Of her involvement with the Rainbow Church, Lindy says: “For me, Rainbow has been the most life-giving church community I’ve ever been a part of. It’s really family for me — a place of freedom to just be yourself, with very little pretence. We’re a community of strugglers, with no-one pretending to have it all together. There’s an incredibly deep sense of acceptance, and of companionship on the journey.

“The people of Rainbow are my true heroes, with their courage to face and battle through some very difficult life circumstances. They have definitely brought the Gospel alive to me as we journey together, seeking to follow Jesus through life’s struggles and celebrations.”

Lindy says she has sensed for many years a God-given heart of compassion for people who have never had a safe place they can call home — a place where they feel they belong. “So UNOH’s practice of hospitality and community building are integral to any sense of my own calling”, she says.

Another key thrust to her calling and mission is “to do what I can to challenge and mobilise mainstream Christians to become more radical in living simply, prioritising the poor, and taking discipleship more seriously.”

Lindy believes our churches could be doing much more to identify in practical ways with their Lord’s concern for the poor. In echoing the essential message of the Parable of the Sheep and the Goats in Matthew 25, Lindy resonates with this quotation from Helmut Thielecke: “Tell me how much you know of the sufferings of your fellow man, and I’ll tell you how much you’ve loved him.”

And quoting Barbara Brown Taylor, Lindy says her experience of life is a real testimony to the truth that “the opposite of rich is not poor — it’s free”.

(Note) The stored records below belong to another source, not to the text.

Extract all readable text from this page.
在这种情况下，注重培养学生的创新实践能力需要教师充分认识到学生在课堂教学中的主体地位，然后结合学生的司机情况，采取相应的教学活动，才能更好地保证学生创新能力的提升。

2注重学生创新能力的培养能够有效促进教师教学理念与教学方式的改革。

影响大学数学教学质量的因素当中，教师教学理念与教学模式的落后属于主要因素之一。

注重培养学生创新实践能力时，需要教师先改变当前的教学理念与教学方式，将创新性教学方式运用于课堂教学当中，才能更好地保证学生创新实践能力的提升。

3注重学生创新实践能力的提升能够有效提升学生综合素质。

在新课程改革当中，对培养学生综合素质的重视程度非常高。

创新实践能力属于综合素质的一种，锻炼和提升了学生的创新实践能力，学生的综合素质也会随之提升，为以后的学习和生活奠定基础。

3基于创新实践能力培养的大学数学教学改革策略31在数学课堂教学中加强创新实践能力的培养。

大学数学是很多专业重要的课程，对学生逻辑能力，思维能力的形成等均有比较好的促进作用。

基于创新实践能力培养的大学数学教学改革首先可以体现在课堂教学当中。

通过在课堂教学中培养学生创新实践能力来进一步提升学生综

Free in what sense? “Free from the demands imposed by the values and lifestyles pursued by the world. Free to be with people who know their need of God, and eachother. Free from the many distractions that draw us away from the things that really matter to God. Free to pursue those things that keep us true to the path of following Jesus.”

Lindy’s first thirty years have been devoted to discovering this rare and life-giving kind of freedom, and empowering others to find it also. Whatever may happen next in her radically committed and Christ-emulating life journey, there’s no doubt that with Lindy in her current role as acting leader, the Melbourne chapter of UNOH continues to be in very safe and special hands.